- 游戏人生
- Starring: Zen Chong Tiffany Leong Alan Tern Priscelia Chan Nat Ho Xiang Yun
- Opening theme: 游戏人生 by Le Sheng, sung by Daren Tan
- Original language: Chinese
- No. of episodes: 20

Production
- Running time: approx. 45 minutes

Original release
- Network: MediaCorp TV Channel 8
- Release: 17 February – 16 March 2010

Related
- Happy Family; The Best Things in Life;

= Priceless Wonder =

Priceless Wonder (游戏人生) is a Singaporean drama which aired on Channel 8. It debuted on 17 February 2010 with a run of 20 episodes.

==Synopsis==
Li Caishun is a bookie who followed in his father's footsteps. Despite this, he has a heart of gold and has been taking care of his mother Qiao E and brother Cailai ever since his father has been in and out of prison. He falls for Yuxuan, who works as a teller for a 4-D stand. Her widowed mother Bizhu gambled away their inheritance.
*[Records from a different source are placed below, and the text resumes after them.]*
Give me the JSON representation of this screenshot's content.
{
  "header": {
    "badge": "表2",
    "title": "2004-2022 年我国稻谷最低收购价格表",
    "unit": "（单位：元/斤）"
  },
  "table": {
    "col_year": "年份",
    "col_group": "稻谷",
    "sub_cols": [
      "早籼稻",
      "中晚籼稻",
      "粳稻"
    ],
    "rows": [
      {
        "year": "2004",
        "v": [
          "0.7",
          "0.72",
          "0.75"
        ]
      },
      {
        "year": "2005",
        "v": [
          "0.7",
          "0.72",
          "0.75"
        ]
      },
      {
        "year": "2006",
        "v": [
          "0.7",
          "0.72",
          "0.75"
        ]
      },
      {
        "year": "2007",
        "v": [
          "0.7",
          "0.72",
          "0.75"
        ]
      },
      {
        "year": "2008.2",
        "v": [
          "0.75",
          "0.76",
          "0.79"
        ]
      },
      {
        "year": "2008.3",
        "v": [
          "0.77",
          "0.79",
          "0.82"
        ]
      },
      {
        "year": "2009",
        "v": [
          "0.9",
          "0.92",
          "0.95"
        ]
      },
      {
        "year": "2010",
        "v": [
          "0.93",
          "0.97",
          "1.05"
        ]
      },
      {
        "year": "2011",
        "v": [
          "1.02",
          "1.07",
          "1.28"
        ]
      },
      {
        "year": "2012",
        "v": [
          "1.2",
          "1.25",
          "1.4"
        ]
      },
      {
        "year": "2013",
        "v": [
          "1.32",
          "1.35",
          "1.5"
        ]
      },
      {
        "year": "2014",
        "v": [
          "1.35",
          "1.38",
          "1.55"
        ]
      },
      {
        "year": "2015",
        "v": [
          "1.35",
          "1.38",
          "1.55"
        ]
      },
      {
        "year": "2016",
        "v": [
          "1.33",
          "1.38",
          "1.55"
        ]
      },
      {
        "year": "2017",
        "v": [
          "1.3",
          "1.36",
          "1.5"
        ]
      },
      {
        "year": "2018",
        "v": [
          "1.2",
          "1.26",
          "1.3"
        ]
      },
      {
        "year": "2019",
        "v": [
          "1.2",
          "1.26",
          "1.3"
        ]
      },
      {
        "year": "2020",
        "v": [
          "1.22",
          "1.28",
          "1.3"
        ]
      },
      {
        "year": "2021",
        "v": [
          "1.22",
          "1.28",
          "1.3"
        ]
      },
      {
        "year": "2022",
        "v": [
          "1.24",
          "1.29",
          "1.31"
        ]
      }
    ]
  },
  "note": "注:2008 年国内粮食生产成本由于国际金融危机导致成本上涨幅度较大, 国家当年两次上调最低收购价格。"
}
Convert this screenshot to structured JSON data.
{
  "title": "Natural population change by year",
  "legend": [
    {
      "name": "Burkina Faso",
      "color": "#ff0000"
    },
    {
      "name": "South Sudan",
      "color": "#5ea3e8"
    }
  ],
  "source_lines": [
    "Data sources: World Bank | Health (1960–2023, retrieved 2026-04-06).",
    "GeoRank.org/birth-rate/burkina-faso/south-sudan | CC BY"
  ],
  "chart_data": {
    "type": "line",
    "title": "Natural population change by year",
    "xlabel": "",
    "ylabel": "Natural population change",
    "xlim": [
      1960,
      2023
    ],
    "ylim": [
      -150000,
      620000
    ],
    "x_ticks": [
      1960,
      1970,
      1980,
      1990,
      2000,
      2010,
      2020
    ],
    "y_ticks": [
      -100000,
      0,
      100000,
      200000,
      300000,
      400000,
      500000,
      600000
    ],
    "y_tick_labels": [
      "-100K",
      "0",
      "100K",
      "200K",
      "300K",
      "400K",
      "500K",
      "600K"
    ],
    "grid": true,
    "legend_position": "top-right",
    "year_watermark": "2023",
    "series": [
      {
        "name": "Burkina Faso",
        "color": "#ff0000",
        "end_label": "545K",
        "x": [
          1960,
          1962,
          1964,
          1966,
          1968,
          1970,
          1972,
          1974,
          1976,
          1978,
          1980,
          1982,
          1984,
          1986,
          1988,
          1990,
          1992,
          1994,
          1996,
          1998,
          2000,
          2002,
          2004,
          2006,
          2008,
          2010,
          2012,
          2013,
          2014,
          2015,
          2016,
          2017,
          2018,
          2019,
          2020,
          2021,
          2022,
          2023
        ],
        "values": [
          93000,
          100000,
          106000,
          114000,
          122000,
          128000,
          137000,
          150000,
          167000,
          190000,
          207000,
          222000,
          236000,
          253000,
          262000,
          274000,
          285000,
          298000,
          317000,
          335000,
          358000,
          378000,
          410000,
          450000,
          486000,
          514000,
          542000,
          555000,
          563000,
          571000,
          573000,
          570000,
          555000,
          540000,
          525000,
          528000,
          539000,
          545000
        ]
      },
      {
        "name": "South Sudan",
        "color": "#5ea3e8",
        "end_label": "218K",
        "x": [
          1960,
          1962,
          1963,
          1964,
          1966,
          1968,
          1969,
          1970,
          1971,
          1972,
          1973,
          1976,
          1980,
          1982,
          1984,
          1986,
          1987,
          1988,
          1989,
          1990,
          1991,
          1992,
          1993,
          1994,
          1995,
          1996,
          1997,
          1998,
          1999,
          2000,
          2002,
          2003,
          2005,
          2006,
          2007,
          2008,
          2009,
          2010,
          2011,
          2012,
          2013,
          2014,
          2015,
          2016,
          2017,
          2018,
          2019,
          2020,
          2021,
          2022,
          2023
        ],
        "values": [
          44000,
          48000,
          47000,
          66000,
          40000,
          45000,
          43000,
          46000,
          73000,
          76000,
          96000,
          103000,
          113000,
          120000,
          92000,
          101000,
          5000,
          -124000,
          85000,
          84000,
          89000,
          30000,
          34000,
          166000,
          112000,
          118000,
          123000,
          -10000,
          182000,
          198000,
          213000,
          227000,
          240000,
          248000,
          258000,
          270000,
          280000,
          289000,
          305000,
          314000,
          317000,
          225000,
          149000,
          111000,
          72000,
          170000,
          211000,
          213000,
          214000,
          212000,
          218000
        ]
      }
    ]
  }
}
Hence, Yuxuan detests all things related to gambling and jilts Caishun after finding out his real "occupation". Ironically, her older brother Guoxing is a CID officer who specialises in investigating gambling syndicates and often comes into conflict with his conscience after having to arrest his own mother on more than one occasion. Caishun decides to quit gambling for good but his resolve is tested when a tragedy hits his family and his and his father's past catches up with them.

==Cast==
- Tiffany Leong as Xu Yuxuan 徐宇萱
- Zzen Chong as Li Caishun 李财顺. This is Chong's first lead role and also his first role as a good person.
- Alan Tern as Xu Guoxing 徐国兴
- Priscelia Chan as Lin Zhenni 林珍妮
- Xiang Yun as Su Bizhu 苏碧珠
- Nat Ho as Li Cailai 李财来
- Jin Yinji as Chen Qiao E 陈巧娥
- Yan Bingliang as Chen Youde 陈友德
- Kanny Theng as Starley
- Michelle Ng as Serene

== Reception ==
Average viewership for each episode is 875,000.